The effect isn’t spread evenly either. Children with English as an additional language and those with any degree of hearing loss are hit hardest, because they rely more on catching every word. When the speech signal is muddied by echo, they lose information that other pupils can fill in from context.
This is why the UK’s BB93 standard sets reverberation targets at the levels it does. The aim is to keep the gap between the teacher’s voice and the background noise wide enough that pupils can hear speech clearly. A general teaching space in a new-build school has a target reverberation time of around 0.6 seconds, measured unoccupied across the mid frequencies. Stricter spaces, like SEN and calming rooms, are held to roughly 0.4 seconds, because the pupils using them rely even more on clear speech.
Why Acoustics Belong in the Design Intent
The cheapest time to fix acoustics is before anything is built. Once a school is handed over with exposed concrete soffits and a polished screed floor, retrofitting absorption becomes messy and expensive. Designing it in from the start means the treatment can do its job without fighting the architecture.

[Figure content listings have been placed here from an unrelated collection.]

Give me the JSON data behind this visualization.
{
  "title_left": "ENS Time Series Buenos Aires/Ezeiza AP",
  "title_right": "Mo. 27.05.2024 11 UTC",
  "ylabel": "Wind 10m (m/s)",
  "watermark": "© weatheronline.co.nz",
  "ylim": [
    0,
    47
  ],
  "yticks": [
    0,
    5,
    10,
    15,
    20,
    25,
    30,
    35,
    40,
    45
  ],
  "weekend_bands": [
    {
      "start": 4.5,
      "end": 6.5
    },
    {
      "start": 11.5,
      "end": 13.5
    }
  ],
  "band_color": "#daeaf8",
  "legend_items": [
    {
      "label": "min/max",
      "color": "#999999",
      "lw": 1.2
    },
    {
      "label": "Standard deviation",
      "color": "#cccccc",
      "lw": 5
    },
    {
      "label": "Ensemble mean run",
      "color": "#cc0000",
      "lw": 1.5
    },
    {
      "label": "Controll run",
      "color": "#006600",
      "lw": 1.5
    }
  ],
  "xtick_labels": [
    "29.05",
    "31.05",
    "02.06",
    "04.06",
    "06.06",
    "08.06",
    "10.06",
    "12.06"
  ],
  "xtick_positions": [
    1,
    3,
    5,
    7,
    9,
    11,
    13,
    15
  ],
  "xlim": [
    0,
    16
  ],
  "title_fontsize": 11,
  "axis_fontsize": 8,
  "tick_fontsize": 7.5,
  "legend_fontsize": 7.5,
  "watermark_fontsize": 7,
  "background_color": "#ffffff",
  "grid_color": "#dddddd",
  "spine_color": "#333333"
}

Getting there means treating it as a specification problem rather than a finishing touch. More schools are now actively seeking school acoustic solutions that can be matched to BB93 targets from the design stage, not bolted on after handover. Ceiling absorbers, wall panels and baffles all carry tested absorption ratings, and matching those ratings to the room’s volume is what gets you a compliant result.
Specifying acoustics early also gives you room to be deliberate about placement. You’re not just hiding panels where they’ll fit. You’re putting absorption where the sound energy actually builds up.
Treating Sound Without Losing the Look
Plenty of architects worry that acoustic treatment means a ceiling full of grey foam. It doesn’t have to. Modern absorbers come in printed panels, timber-look slats, freestanding baffles and ceiling rafts that suit exposed services and clean contemporary interiors alike. A few things are worth keeping in mind when you balance performance with the finish you want:
- Match absorption to room volume, not just floor area, since tall rooms hold more sound energy.
- Use the ceiling first, as it’s usually the largest uninterrupted surface and the most efficient place to absorb sound.
- Spread treatment around, instead of clustering it in one corner, so reverberation drops evenly across the space.
- Check fire ratings and durability early, because school panels take daily knocks and have to meet safety standards.
Working with exposed soffits and timber finishes is perfectly doable. Suspended rafts and slatted panels let you keep the raw aesthetic while still hitting the absorption figures the room needs.
Good Acoustics Give Every Pupil a Fair Shot
Good acoustics quietly support everything else a school is trying to do. Children hear instructions clearly, teachers don’t strain their voices, and pupils who need that bit of extra clarity get a fair shot at keeping up. When you treat reverberation as part of the design from day one and specify against real performance figures, you end up with a room that works as well as it looks.